This is a non-therapeutic study assessing peripheral T cell determinants of response and resistance to immunotherapy in patients with advanced melanoma.The hypothesis is that systemic T cells traffic into the tumor microenvironment (TME) can predict response and resistance to immunotherapy. These systemic tumor directed T cells can be defined by tumor/blood small conditional RNA (scRNA) using T cell receptor (TCR) as a barcode and can help predict response to PD-1 therapy.
Primary Objective:
To understand how the systemic immune profile (T cell activation and expansion in TME) changes in response to pembrolizumab therapy in patients with advanced melanoma on pembrolizumab monotherapy.
Exploratory Objectives :
- To correlate the peripheral T cell profiles with the objective response rate (ORR) at 24 weeks in patients with advanced melanoma on pembrolizumab monotherapy.
II. To correlate the peripheral T cell profiles with progression free survival (PFS) in patients with advanced melanoma on pembrolizumab monotherapy.
III. To correlate the peripheral T cell profiles with overall survival (OS) in patients with advanced melanoma on pembrolizumab monotherapy.

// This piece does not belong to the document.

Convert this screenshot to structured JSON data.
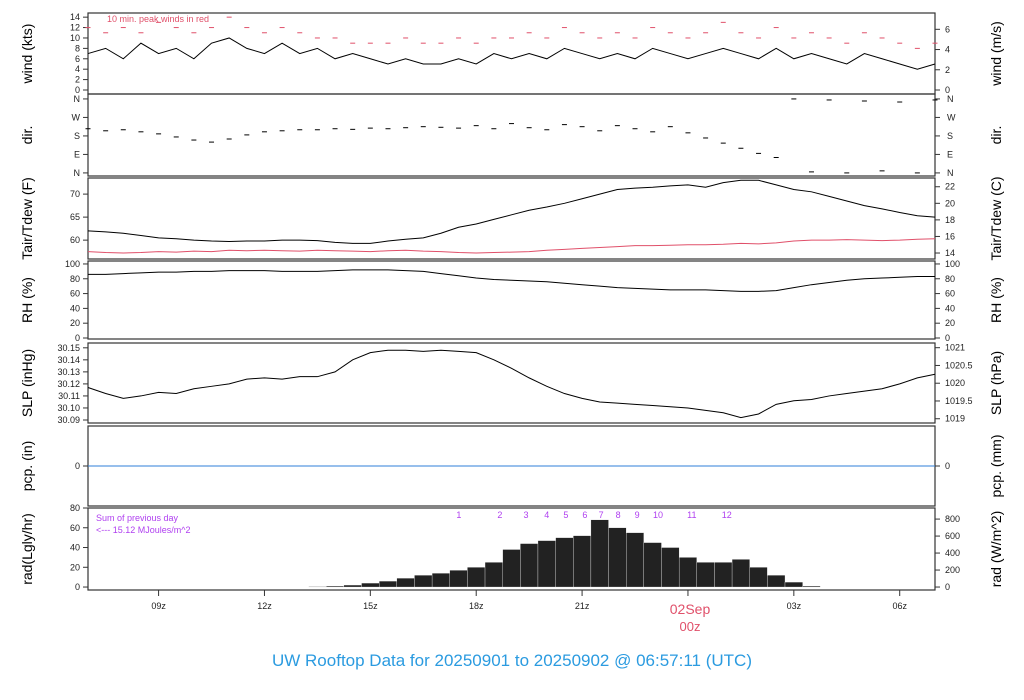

IV. To correlate the peripheral T cell profiles with toxicity profile. V. Transcriptional and phenotypic features of tumor directed T cells in blood using a combination of phenotypic markers derived from COMET and cite-seq.
Patients will be followed for 6 months from time of treatment initiation. After 6 months, patients do not need to be followed but standard of care scans and survival status can be assessed for up to 5 years.